Because the protocols used by attackers are common protocols and services, it is difficult for the system administrator to distinguish between malicious requests and normal connection requests, and thus cannot effectively separate attack packets. Because the attacker's location is very concealed, and when the attack command is sent to the server, the attacker can shut down his computer, so it is difficult to track it.
DDoS architecture:
Distributed Denial-of-Service (DoS) attacks adopt a special architecture. Many distributed hosts attack a target at the same time, leading to paralysis of the target. The intrusion monitoring and filtering methods currently used do not work for this type of intrusion. Therefore, in order to identify the vulnerabilities of such attacks and effectively monitor and capture such intrusions, the tools used must be analyzed in detail.

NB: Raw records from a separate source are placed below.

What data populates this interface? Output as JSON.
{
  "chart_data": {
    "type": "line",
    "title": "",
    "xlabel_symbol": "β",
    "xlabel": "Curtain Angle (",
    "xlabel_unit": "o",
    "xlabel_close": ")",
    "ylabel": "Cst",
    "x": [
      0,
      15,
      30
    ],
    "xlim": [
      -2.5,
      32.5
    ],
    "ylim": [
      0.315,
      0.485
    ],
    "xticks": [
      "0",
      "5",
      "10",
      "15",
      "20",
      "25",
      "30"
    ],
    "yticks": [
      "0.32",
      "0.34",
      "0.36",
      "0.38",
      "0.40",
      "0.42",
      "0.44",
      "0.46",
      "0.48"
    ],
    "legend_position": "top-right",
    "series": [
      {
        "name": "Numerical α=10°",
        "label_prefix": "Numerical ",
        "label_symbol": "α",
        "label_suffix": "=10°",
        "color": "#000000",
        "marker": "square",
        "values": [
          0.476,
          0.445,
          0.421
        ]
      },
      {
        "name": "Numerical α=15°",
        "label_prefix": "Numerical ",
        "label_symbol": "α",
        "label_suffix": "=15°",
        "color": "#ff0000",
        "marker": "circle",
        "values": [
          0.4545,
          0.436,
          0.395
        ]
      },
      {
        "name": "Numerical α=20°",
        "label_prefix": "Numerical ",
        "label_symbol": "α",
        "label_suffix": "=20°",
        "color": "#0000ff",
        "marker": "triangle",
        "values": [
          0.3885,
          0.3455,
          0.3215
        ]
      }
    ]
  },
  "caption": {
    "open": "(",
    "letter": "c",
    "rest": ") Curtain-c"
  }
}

DDoS uses a layer-3 client server structure.
The bottom layer is the operator of the attack. This layer consists of many network hosts, including Unix, Linux, Mac, and other operating systems. Attackers can log on to the host in various ways and install the attacker program on the host. These attacker programs generally have the address of one or more attack servers built in the above layer, and their attack behavior is directly controlled by the attack server.
Attack the server. The main task of the attack server is to publish the console commands to the attack executor.
These servers, like attack actuators, are installed on intrusion-independent hosts.
Attack console. The attack console can be any host on the network, or even an active host. It is used to issue attack commands to the second-level attack server.